The “calories in versus calories out” theory — eat less and move more — is too simplistic; it ignores the nutrient value of food. It’s difficult to know the exact calorie content of food, since burning food in a laboratory to assess its calories is different from how the body actually burns calories. And this will vary from person to person, depending on their genes, microbiome, hormones, stress levels… It also will depend on the food we eat, as the body holds on to more calories from processed foods than from whole foods.

An avocado contains roughly the same number of calories as a can of cola. So on a calorie-controlled diet these are considered equal — but in reality, the cola is nutrient-free, whereas the avocado is a great source of fibre, potassium, folate, vitamins and omega fats, which are anti-inflammato­ry.

So focusing on the nutrient content of our food, rather than the calorie content, is a great start to nourishing our body.

A new area of research, called nutrigenet­ics, is now proving genetics can also control the way we absorb and assimilate food, our tendency to put on weight and the impact of our diet on our health. Our microbiome and body are as unique as our thumbprint, so finding what works for us as individual­s is the best way to get results.

Hormones have a big role to play, too. When we eat sugar, carbs and processed food, our body releases insulin to take the sugar from the bloodstrea­m into our cells for energy. However, insulin is also our fat storage hormone, so instead of burning fat, we store it.
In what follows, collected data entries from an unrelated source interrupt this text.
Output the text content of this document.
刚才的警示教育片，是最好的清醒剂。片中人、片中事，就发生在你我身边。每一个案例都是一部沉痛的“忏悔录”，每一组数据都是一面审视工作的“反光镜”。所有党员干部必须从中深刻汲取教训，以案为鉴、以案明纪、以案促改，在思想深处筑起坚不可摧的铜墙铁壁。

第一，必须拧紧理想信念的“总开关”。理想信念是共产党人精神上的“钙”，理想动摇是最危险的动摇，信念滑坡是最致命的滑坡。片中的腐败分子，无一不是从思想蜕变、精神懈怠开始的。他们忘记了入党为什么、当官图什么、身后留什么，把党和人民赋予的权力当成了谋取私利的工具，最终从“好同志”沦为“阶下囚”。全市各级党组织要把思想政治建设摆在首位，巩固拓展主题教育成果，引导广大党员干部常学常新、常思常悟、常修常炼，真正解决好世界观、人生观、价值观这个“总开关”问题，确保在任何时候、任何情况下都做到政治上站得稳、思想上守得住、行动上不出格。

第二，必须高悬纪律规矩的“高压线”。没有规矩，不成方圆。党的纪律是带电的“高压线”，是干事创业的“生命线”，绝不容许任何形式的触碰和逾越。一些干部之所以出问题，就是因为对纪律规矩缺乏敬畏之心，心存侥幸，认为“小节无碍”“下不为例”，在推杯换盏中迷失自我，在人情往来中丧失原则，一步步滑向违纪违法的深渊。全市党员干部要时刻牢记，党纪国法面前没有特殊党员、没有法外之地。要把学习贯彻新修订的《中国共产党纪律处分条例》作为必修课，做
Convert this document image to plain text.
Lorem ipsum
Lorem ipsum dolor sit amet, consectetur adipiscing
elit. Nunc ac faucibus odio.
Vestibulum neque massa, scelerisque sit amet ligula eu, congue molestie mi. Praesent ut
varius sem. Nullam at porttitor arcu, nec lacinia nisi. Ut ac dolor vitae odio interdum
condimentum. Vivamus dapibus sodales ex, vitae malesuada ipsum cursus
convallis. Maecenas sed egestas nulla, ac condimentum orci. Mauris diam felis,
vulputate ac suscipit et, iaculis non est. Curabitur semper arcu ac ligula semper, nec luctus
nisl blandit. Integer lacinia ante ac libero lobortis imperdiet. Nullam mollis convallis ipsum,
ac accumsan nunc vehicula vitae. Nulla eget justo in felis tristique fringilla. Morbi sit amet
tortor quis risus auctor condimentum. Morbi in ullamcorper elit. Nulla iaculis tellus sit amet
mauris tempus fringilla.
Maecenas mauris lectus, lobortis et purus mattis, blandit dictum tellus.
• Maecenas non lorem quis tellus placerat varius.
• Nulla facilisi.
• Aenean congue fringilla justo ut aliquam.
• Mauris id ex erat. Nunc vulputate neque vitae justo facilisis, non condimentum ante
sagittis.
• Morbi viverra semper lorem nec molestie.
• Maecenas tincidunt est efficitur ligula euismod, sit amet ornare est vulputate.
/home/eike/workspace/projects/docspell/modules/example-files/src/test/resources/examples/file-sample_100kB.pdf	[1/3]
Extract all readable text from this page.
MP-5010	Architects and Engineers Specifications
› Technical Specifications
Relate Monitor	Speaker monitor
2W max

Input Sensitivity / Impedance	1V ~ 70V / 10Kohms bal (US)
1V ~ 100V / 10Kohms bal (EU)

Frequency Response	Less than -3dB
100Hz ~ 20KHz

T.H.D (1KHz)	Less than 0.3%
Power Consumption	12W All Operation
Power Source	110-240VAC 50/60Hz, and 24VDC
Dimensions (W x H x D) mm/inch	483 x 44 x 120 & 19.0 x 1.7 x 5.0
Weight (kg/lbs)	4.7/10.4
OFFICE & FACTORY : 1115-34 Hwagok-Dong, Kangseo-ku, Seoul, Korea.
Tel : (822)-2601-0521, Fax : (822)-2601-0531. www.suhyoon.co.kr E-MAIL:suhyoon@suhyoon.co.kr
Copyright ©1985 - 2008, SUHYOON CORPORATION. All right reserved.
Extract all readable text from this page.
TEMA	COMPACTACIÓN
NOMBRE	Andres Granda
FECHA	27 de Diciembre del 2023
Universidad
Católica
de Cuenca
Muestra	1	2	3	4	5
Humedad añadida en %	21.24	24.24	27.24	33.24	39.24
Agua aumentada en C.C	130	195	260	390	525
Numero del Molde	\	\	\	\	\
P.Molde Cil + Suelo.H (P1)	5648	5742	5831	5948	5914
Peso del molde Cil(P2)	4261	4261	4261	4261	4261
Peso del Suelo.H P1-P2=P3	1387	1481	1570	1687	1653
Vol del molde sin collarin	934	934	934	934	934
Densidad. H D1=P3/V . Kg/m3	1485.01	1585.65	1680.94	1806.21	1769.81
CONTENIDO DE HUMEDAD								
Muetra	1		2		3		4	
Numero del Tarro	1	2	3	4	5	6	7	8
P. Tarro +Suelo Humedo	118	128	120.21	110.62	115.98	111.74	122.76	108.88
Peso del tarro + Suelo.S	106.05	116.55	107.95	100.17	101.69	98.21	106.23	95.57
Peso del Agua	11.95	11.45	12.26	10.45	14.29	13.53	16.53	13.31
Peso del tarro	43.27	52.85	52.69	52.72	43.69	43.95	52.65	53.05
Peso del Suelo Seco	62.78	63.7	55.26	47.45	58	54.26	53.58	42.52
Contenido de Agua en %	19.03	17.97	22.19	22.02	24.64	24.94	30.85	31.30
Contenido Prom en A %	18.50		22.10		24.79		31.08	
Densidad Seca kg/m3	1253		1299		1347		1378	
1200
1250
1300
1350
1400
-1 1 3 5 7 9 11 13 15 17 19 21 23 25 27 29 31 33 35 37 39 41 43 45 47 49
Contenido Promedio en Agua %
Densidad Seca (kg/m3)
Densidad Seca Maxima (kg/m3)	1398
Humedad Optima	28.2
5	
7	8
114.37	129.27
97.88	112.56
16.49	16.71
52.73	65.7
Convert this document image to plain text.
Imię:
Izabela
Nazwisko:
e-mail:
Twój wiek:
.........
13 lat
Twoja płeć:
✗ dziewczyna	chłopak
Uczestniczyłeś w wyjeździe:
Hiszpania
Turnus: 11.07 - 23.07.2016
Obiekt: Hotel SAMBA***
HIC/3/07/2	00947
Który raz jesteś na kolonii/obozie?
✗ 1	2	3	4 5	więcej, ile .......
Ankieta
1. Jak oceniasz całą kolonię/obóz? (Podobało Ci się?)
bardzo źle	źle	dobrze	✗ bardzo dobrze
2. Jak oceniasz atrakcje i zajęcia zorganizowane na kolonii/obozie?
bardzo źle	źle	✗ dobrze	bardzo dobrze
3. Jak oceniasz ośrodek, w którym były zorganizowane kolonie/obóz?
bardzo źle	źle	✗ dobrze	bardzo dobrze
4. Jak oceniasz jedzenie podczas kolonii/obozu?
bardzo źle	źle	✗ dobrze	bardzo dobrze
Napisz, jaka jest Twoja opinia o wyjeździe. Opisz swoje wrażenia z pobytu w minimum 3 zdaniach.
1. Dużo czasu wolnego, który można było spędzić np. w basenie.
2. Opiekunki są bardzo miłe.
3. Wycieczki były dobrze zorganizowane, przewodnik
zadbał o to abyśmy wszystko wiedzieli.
To balance our blood sugar and reduce our need for insulin, include protein, healthy fats and fibre alongside our carbs. Also insulin interferes with our satiety hormone leptin, so we don’t always recognise we are full after eating these processed foods. Constant snacking again means we are not in fatburning mode, so breaks between eating can be helpful.

Stress is a factor, too because the stress hormone cortisol means we hold on to fat more. Lack of sleep increases our hunger hormone, grehlin, and makes us hangry and more likely to seek out sugary foods.

Stay hydrated, as thirst is often mistaken for hunger. And aim to exercise but maybe more gently.

Ultimately, we must also be kind to ourselves — especially after such a challengin­g year. Changing just one thing a week will make a difference, perhaps adding a daily 15-minute walk, swapping white bread for wholegrain or sourdough, introducin­g a new vegetable, having one fewer sugar in our tea or one fewer fizzy drink — even doing a few squats while we wait for the kettle to boil. All these small changes will add up and become daily habits and this will be more sustainabl­e and less overwhelmi­ng than trying to change everything at once.